Now there are ways around that, eg. Reptile and Bird brains grow in bulbs that theoretically allow sustained growth without the connective layer getting in the way. But similar to the reflective layer in our eyes, this is not a setup that's there because it makes a lot of sense...it's a hack, a workaround for some "legacy system", that is now so enmeshed, it's impossible to change.

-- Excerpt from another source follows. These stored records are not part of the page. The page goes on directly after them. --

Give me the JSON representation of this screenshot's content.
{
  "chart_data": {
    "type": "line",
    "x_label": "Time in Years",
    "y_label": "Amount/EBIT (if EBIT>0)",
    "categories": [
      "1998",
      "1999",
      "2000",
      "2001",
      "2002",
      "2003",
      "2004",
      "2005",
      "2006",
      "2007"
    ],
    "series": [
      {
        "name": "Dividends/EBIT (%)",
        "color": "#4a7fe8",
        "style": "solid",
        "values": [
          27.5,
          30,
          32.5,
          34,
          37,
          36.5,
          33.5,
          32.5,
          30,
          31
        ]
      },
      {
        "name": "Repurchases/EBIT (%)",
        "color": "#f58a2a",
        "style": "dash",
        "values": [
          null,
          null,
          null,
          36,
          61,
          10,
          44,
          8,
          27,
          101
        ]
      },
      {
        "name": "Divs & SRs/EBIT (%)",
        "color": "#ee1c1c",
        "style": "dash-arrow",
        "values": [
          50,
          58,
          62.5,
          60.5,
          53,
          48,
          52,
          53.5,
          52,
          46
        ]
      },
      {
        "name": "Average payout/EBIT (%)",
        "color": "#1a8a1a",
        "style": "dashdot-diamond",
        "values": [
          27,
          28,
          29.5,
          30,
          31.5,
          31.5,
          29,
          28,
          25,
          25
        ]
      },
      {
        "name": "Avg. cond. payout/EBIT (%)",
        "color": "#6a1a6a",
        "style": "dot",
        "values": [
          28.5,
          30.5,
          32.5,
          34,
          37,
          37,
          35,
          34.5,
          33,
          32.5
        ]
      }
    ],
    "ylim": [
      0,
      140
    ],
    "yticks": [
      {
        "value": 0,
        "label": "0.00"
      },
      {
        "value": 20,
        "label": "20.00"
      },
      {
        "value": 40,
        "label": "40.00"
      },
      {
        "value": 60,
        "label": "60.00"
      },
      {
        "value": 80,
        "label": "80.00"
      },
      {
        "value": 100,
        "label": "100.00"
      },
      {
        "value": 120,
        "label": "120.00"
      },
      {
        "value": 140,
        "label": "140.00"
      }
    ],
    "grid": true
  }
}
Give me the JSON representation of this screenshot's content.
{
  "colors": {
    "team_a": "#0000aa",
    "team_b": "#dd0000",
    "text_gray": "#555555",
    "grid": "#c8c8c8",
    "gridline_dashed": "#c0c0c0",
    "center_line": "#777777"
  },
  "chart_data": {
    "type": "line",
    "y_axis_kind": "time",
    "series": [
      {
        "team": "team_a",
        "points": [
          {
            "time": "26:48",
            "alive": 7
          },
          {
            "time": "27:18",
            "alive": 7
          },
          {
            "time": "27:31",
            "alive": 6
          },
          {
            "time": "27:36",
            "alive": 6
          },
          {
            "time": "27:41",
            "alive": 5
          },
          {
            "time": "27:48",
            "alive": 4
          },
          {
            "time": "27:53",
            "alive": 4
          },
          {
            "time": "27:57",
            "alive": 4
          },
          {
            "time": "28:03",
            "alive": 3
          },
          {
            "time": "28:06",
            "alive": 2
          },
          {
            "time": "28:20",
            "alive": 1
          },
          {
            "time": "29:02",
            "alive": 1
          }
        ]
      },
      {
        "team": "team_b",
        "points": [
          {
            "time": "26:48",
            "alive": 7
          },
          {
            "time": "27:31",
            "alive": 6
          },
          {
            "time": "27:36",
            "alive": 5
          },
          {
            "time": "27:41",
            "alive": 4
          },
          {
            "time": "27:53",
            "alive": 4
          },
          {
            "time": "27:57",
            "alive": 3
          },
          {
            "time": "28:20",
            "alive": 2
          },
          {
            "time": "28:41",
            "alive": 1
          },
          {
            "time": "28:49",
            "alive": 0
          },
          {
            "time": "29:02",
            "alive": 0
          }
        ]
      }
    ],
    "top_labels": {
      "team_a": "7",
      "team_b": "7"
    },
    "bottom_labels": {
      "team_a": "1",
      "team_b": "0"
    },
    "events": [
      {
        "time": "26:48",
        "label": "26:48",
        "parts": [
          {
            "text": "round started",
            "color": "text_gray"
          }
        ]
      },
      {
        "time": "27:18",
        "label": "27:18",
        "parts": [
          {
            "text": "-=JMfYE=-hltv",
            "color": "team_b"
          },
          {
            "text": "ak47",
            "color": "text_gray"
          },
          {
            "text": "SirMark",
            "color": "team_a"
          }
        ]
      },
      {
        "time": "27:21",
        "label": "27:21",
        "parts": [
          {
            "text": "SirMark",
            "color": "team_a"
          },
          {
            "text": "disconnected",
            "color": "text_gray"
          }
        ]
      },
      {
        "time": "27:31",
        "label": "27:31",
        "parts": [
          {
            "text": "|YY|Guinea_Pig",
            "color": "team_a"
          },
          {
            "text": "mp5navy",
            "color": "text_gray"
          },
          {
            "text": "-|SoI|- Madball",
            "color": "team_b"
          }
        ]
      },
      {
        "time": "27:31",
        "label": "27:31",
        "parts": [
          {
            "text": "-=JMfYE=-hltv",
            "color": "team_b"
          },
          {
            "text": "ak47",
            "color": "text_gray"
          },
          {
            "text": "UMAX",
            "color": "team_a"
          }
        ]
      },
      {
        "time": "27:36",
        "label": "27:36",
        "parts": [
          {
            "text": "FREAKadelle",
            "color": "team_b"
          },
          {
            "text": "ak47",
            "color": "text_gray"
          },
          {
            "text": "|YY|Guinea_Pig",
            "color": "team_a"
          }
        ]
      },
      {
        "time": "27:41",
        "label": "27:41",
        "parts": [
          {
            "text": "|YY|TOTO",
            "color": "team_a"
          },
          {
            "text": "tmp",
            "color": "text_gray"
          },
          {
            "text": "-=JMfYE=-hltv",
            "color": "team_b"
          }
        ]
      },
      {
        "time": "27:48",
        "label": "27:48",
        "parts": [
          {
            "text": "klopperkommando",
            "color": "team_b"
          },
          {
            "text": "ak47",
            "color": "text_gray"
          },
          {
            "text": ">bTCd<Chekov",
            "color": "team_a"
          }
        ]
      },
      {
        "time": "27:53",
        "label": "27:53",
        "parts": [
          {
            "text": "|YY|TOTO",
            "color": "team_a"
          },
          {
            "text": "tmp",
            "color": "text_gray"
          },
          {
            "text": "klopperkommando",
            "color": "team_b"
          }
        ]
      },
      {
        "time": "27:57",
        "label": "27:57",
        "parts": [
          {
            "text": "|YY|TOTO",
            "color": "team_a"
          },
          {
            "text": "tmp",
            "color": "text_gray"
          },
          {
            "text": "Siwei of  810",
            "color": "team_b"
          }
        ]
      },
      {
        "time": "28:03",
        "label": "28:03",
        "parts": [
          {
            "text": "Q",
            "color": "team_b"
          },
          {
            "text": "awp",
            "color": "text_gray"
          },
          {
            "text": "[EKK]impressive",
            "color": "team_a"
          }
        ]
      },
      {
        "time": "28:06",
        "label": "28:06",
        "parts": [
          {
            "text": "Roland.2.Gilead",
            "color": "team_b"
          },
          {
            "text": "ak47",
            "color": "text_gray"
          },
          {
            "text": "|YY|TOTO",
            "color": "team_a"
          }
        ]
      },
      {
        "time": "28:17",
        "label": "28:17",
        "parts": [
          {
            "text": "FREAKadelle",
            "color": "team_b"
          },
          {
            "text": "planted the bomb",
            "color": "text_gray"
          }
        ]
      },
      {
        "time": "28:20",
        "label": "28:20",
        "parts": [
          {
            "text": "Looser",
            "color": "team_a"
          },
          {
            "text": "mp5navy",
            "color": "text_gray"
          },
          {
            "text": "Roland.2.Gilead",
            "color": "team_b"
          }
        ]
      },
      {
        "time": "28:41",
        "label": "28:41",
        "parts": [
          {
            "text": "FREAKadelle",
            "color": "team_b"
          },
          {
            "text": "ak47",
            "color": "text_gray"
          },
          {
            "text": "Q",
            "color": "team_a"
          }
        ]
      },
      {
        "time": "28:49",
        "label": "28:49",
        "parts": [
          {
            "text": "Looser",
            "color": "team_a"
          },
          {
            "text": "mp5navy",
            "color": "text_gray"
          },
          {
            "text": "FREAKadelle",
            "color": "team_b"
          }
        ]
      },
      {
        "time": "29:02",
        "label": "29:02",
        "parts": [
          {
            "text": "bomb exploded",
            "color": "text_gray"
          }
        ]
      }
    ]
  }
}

It’s a bit anthropocentric to talk about not making sense from an engineering point of view. One example is the recurrent laryngeal nerve which always appears to take unnecessary detours to people because of what is thought to be historical evolution. But there is deep wisdom and insight we have gleaned in this, but I think it’s not for us to say well we could engineer this better, we don’t have the total knowledge of tools yet & it is dismissive and say disrespectful of the wondrous biological systems that have been made to sustain life.
Hubris and attempts to alter inherent nature are often tied up ironically. But we can benefit a lot more from biological humility, realizing there are many unknown unknowns.
Why did we end up with only 20 proteinogenic amino acids? Why are vertebrate neural architectures inverted (cell bodies on the inside, connections on the outside, even though the other way round way (eg. like a squids brain is organised) is easier and less inhibitive to growth?
2 Reasons:
a) Because nature and evolution cannot engineer. Random mutation, recombination and natural selection are the only mechanisms available. Things get selected if they outcompete existing alternatives, they don't need to be the best solutions.
b) All solutions have to be built by modifying what already exists. Evolution doesn't get to do greenfield projects, because anything that has to start from scratch is so disadvantaged in natural selection compared to already evolved complex life, it will fail.
This leads to systems that, from an engineering point of view, don't always make a lot of sense.
Eg. the architecture of the vertebrate neural system creates a lot of issues (eg. our light sensitive cells point in the wrong direction). The only way this makes any sense if when one looks at how the neural tube (the precursor to the backbone) is formed by the endodermis folding in on itself. This process is so deeply at the root of the Chordata, and so many other things depend on it, that it simply cannot change any more.
Many many biological systems are "legacy systems" in the truest sense of the word: Solutions produced a long time ago that may have many problems, but are simply too deeply enmeshed with everything that came after, that they are now impossible to change.